Пьедрасанта опять подал голос:
— И я считаю, что времена изменились!
— В пользу тех, о ком я говорю!
— Нет, сеньор, в пользу тех, о ком я говорил! Быть может, вы не знаете, что дон Хуанчо Лусеро обратился вчера вечером в комендатуру полиции с просьбой выделить наряд для охраны его дома?
— А, это потому, что вчера вечером его дом хотели взорвать! — сказал игрок, перетасовывавший карты.

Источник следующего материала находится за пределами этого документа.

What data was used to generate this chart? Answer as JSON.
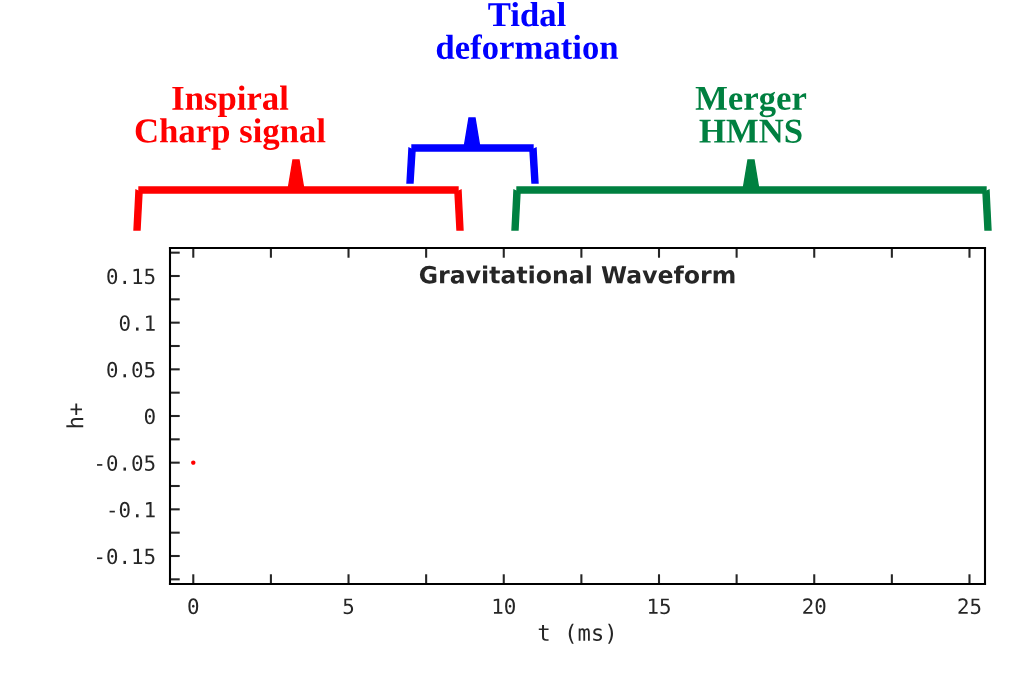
{
  "chart_data": {
    "type": "scatter",
    "title": "Gravitational Waveform",
    "xlabel": "t (ms)",
    "ylabel": "h+",
    "x": [
      0
    ],
    "series": [
      {
        "color": "#ff0000",
        "values": [
          -0.05
        ]
      }
    ],
    "marker": "circle",
    "xlim": [
      -0.75,
      25.5
    ],
    "xticks": [
      0,
      {
        "value": 2.5,
        "label": null
      },
      5,
      {
        "value": 7.5,
        "label": null
      },
      10,
      {
        "value": 12.5,
        "label": null
      },
      15,
      {
        "value": 17.5,
        "label": null
      },
      20,
      {
        "value": 22.5,
        "label": null
      },
      25
    ],
    "ylim": [
      -0.18,
      0.18
    ],
    "yticks": [
      {
        "value": -0.175,
        "label": null
      },
      -0.15,
      {
        "value": -0.125,
        "label": null
      },
      -0.1,
      {
        "value": -0.075,
        "label": null
      },
      -0.05,
      {
        "value": -0.025,
        "label": null
      },
      0,
      {
        "value": 0.025,
        "label": null
      },
      0.05,
      {
        "value": 0.075,
        "label": null
      },
      0.1,
      {
        "value": 0.125,
        "label": null
      },
      0.15,
      {
        "value": 0.175,
        "label": null
      }
    ],
    "grid": false,
    "annotations": [
      "Inspiral\nCharp signal",
      "Tidal\ndeformation",
      "Merger\nHMNS"
    ]
  }
}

— Если у мастера хорошая память, то он должен понять, что это означает… Дон Хуанчо Лусеро!..
— Да, кажется невероятным… Но в полицию обратился не дон Хуанчо, а другой, которого зовут Лино, — помните, с ним была целая история, он влюбился в какую-то сирену, тогда еще уверяли, что он будто бы рехнулся, иначе его привлекли бы к судебной ответственности.
— Дон Лино или дон Хуанчо — не имеет значения. Это лишний раз доказывает, что времена изменились и те, кто вчера, как, например, Лусеро, могли кричать в лицо коменданту полиции, что они не нуждаются в его протекции, поскольку они-де солидарны с народом, то теперь эти же Лусеро бегут к коменданту и просят, чтобы он прислал солдат охранять их дом, который, кстати, больше похож на дворец из «Тысячи и одной ночи».
— Мы никогда не сможем прийти к единой точке зрения, Пьедра, однако я считаю, что все, о чем вы говорите, лишь подтверждает мой взгляд на вещи. Братья Лусеро, которые, собственно, даже не принадлежали к среднему классу, а были кость от кости из народа, уже забыли о своем происхождении и, что еще хуже, — забыли об идеалах того человека, который оставил им свое богатство; они примазались к власть имущим. В конце концов они поступают так же, как и Айук Гайтаны и Кохубули, только те уже порастрясли свои денежки…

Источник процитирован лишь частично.